The former has given us every technological advance we enjoy in this world. The latter has given us millennia of war and bloodshed. So please, stop labeling people as ignorant or stubborn or evil who think the former is superior to the latter.

 

Tuesday, August 4, 2015

A Belief in Belief

I have observed that evidence is inconsequential, one might even say irrelevant, to religious believers. When confronted with facts that appear to contradict their belief, I have observed people exhibiting a whole range of reactions. On the extreme 'accepting' end, my favorite type of comment is the mind-bending "this only serves to deepen my faith." On the extreme 'rejecting' end, my favorite comments are the ones that claim it is all the result of a conspiracy.

The common factor is that no evidence, however high the quality, however great the quantity, however reliable and disinterested the source, would ever suffice to alter the person's convictions.

This is because, at its root, religious belief is an epistemological approach to life where the conclusion is concrete and the facts are malleable. So, when confronted with a fact or claim, a person with this approach to belief will do whatever it takes to ensure that the conclusion is not ever jeopardized. Any claim, however incredible, that supports the conclusion will often be accepted with total credulity. Any claim that contradicts the conclusion, will be subjected to the utmost skepticism or simply rejected out of hand, or rationalized away, or treated as a lie, or disposed of in some other way. Or the presenter of that fact will be discounted as evil or 'anti' or having some other characteristic that nullifies his credibility.

This approach is the opposite of the scientific method, in which facts are concrete and the conclusion malleable.

When interacting with religious believers, then, if your aim is to persuade them that their conclusion is incorrect, the stating of facts or evidence does not advance your purpose. Every fact will ultimately end up supporting their conclusion either because it directly favors it or because it reinforces the notion that contrary facts must be the inventions of detractors.

To have any hope of success in curing people of belief, you must help them realize that their epistemological approach to life is faulty and ultimately harmful. The key is to help them start to wonder why 99% of their life is governed by the scientific approach, but the religious aspects are not. Many people don't see this until it is pointed out to them. They must start to wonder why it is necessary for them to suspend the faculty of reason and the standard rules of evidence in order to maintain their belief. They must ask themselves what type of person stands to benefit most from unquestioned belief: an honest one or a charlatan.

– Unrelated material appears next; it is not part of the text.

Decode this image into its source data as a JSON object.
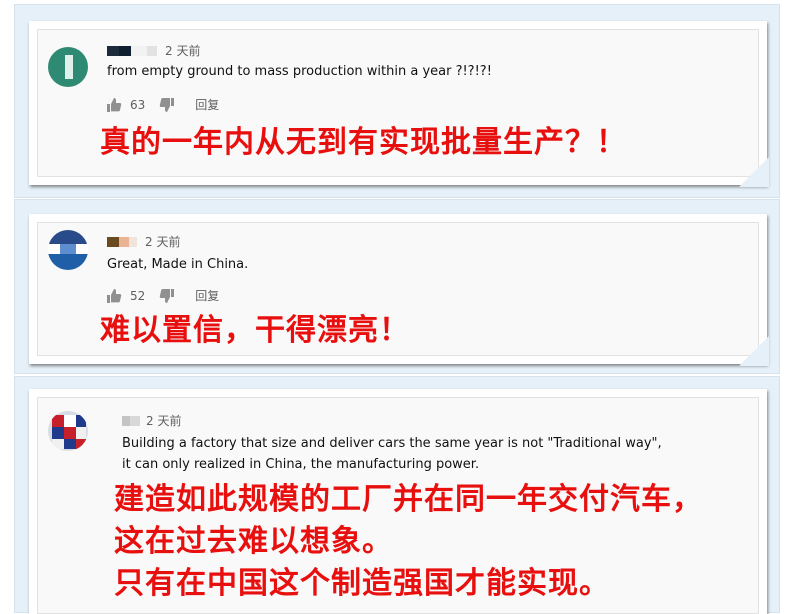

Only when one willingly accepts and embraces the notion that the epistemology of belief is faulty will one be amenable to altering one's conclusion to fit the facts and not vice-versa. It is at this point and only at this point that it becomes a productive exercise to introduce actual facts, evidence and logical reasoning. Of course once that epistemological shift occurs, the person usually no longer needs you to point out your evidence. He or she will seek it with more avidity and hunger than even you have.